The once heroine to her own once novel life sat at the cafe for what seemed like an age. Jessica was now as pale as she had been red when Andrzej had abused her. She nervously fingered the base and stem of the wine glass but drank from it not. A breeze first cooled but then chilled her face a little as she realised how much her brow, underneath her bonnet, had perspired. Jessica took heart from the fact that it was a needful thing what she had just done. A choking feeling of loneliness clouded around her but eventually it mingled with a strange sense of liberation, renewal.
8.
When Duritz returned home that afternoon he tried to plough himself into his work. Although he neither owned the concentration or strength to translate long passages from his faded edition of Plutarch's ‘Moralia’ he duly allocated himself the tasks of scanning the notes he had once made in the book - and assembled a group of quotes he could put together as a selection of aphorisms that could be inserted into the back of the book, which Duritz well knew he would neither publish nor even finish.
"Do not speak of happiness to one less fortunate than yourself."
"He who cheats with an oath acknowledges that he is afraid of his enemy, but that he thinks little of God."
"To find fault is easy; to do better may be difficult."
"For to err in opinion, though it be not the part of wise men, is at least human."
"True virtue cannot be undermined by Fortune."
"Trust in speakers often causes us to take in false and pernicious opinions without noticing it."
The room was fuggy.
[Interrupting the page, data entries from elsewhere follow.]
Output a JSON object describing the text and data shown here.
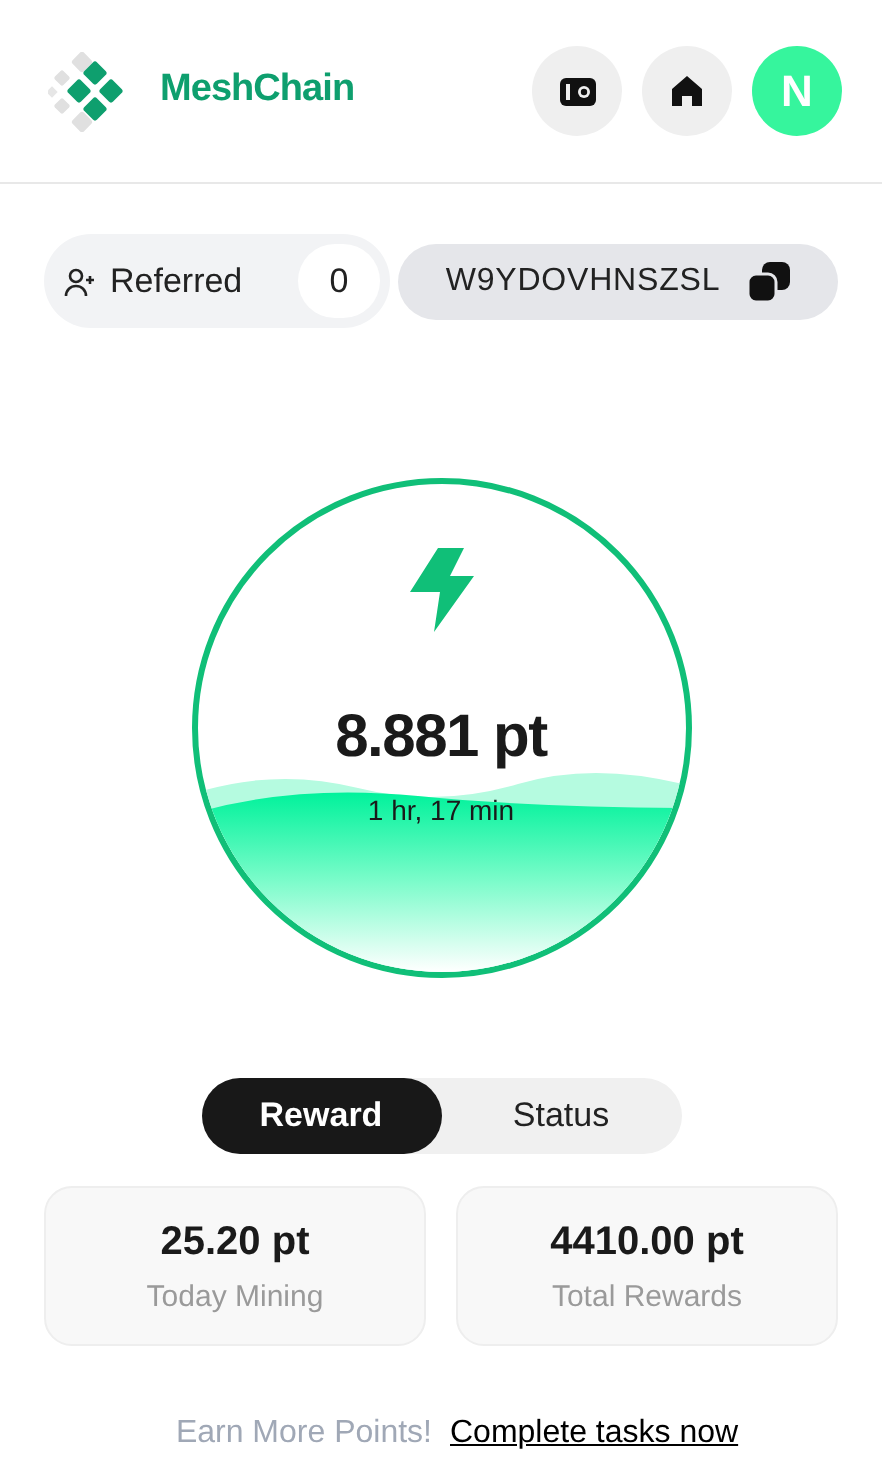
{
  "header": {
    "brand": "MeshChain",
    "avatar_initial": "N"
  },
  "referral": {
    "label": "Referred",
    "count": "0",
    "code": "W9YDOVHNSZSL"
  },
  "mining": {
    "points": "8.881 pt",
    "duration": "1 hr, 17 min"
  },
  "tabs": [
    {
      "label": "Reward",
      "selected": true
    },
    {
      "label": "Status",
      "selected": false
    }
  ],
  "stats": [
    {
      "value": "25.20 pt",
      "label": "Today Mining"
    },
    {
      "value": "4410.00 pt",
      "label": "Total Rewards"
    }
  ],
  "footer": {
    "text": "Earn More Points!",
    "link": "Complete tasks now"
  }
}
Such truth and eloquence had once seduced Adam but it dawned upon him in the gloom how naive and worthless such sententions were. Reality, chaos, meaninglessness (whether through the negation of moral value or the negation of meaning through subjectivity and the trappings of language) mocked and ravaged the noble sentiments of his adolescence - of Plutarch, Rousseau, Spinoza, Emerson and the rest of the authors he once idolised. There are no necessary and sufficient properties. Words, words, words.
Mentally fatigued and sensing a presentiment of abandoning the project, which he did not want to surrender to, Duritz put down his pen, closed his book and decided that he needed some air. He ascended the stairs and ventured out onto the roof of the tenement building. One could see for miles around from the tall block and the air often seemed cleaner, fresher to Duritz on his rooftop refuge. He used to visit here often before he became a policeman. On a clear day one could see the juicy green fields and skirt of the woodlands situated east of the charred city. He could also just make out the silvery rivulet which separated the two, where Adam used to fish as a child. He smiled, remembering his pride and the taste when he would catch a fresh fat trout and bring it home for his mother to grill for him with some fried onions and potatoes.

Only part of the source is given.